According to the report, Indian gold demand was boosted in April by Akshaya Tritiya and the
wedding season, before fizzling out. “India’s gold trade reported brisk demand during the festival, despite relatively high local gold prices at that time. And weddingrelated purchases supported demand early in the quarter. This positive effect soon wore off however, as the rupee continued to weaken against the US$, keeping the domestic gold price elevated,” it said.
Adhik Maas – an inauspicious time for Hindus – was also a contributing factor to the yearon-year decline. Adhik Maas is an additional month in the Hindu calendar, which occurs every 30-36 months in order to align the lunar and solar calendars. It is considered an inauspicious time for events such as weddings, so tends to have a dampening effect on gold jewellery demand. The start of Adhik Maas in mid-May coincided with the local gold price moving quite sharply into discount versus the US$ price.
The imminent monsoon kept demand subdued towards the end of the quarter. Although the inauspicious Adhik Maas period ended on June 13th, it was rapidly followed by the onset of monsoon preparations among rural communities, aided by government attempts to boost farm incomes (such as loan waivers and raising Minimum Support Prices on certain crops). Farming communities were heavily involved in sowing crops ready for the monsoon – often a time during which gold is used as collateral for loans to buy seed rather than to purchase gold jewellery.
Similarly, economic factors and a new VAT regime in some markets hit Middle Eastern demand. Gold jewellery demand in the Middle East dropped 12% to 42 tonnes in Q2 versus a year earlier. On the other hand, Chinese gold jewellery demand extended its recent recovery, gaining 5% to 144.9 tonnes in Q2. Year-to-date demand reached a three-year high of 332.9 tonnes. Chinese consumers responded well to industry focus on innovation and branding, WGC noted. US jewellery demand, too, continued along its recent path of steady growth: demand grew 5% to a ten-year Q2 high of 28.3 tonnes.
Total gold demand
Global gold demand remained muted in Q2 2018 at 964 tonnes,
4% below the same period in 2017, according to the WGC. Global bar and coin investment was virtually unchanged at 248 tonnes. Stronger demand in China and Iran – fuelled by increasing geopolitical tensions with the US – were offset by falls in Turkey, India and Europe, where local prices remained elevated.
Central banks added 89t of gold to global official reserves in Q2 2018, down 7% compared with Q2 2017. Cumulative H1 2018 purchases of 193 tonnes were the highest since 2015. Alongside the familiar list of Russia, Turkey and Kazakhstan, the Reserve Bank of India returned to the market, albeit with only a very small purchase (+2.5 tonnes).
Alistair Hewitt, head of market intelligence at the WGC, commented: “It’s interesting how investors around the world have reacted to some of the risks stalking financial markets.
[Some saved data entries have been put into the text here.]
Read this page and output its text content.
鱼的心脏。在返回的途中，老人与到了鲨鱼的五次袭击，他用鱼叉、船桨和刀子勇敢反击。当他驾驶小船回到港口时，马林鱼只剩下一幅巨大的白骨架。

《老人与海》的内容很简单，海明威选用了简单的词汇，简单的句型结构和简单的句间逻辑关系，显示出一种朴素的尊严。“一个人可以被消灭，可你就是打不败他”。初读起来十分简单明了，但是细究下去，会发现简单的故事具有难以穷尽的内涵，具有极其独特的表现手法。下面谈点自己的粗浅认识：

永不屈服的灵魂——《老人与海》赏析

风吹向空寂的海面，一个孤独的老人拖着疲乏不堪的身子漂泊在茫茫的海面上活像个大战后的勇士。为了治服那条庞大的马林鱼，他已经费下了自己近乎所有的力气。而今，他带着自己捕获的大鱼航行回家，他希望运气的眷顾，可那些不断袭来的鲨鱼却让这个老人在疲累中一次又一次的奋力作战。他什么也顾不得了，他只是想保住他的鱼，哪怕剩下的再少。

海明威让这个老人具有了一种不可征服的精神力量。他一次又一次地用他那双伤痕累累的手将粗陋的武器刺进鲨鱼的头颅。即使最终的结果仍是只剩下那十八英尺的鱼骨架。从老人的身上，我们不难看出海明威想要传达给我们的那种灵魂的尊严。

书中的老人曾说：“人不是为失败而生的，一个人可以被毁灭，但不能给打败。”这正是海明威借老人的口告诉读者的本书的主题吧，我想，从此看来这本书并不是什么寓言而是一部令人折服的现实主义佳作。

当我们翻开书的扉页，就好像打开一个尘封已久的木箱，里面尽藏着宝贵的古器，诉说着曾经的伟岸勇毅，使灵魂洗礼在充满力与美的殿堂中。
Weaker economic prospects and tumbling currencies off the back of heightened tensions with the US boosted Chinese and Iranian gold demand, while US investors shrugged off any geopolitical concerns. Demand from tech companies continued to grow, with H1 demand reaching a three-year high, while economic growth boosted jewellery demand in the US with Q2 demand hitting a ten-year high.”
The total supply of gold increased by 3% in Q2 2018 to 1,120 tonnes, supported by increased mine production and recycling growth. Mine production in Q2 saw a rise of 3% to 836 tonnes, the highest Q2 on record, as projects in Russia, Indonesia and Canada continued to ramp-up. Gold recycling also grew, as currency weakness in India, Turkey and Iran boosted local gold prices and encouraged consumers to lock in profits from their holdings.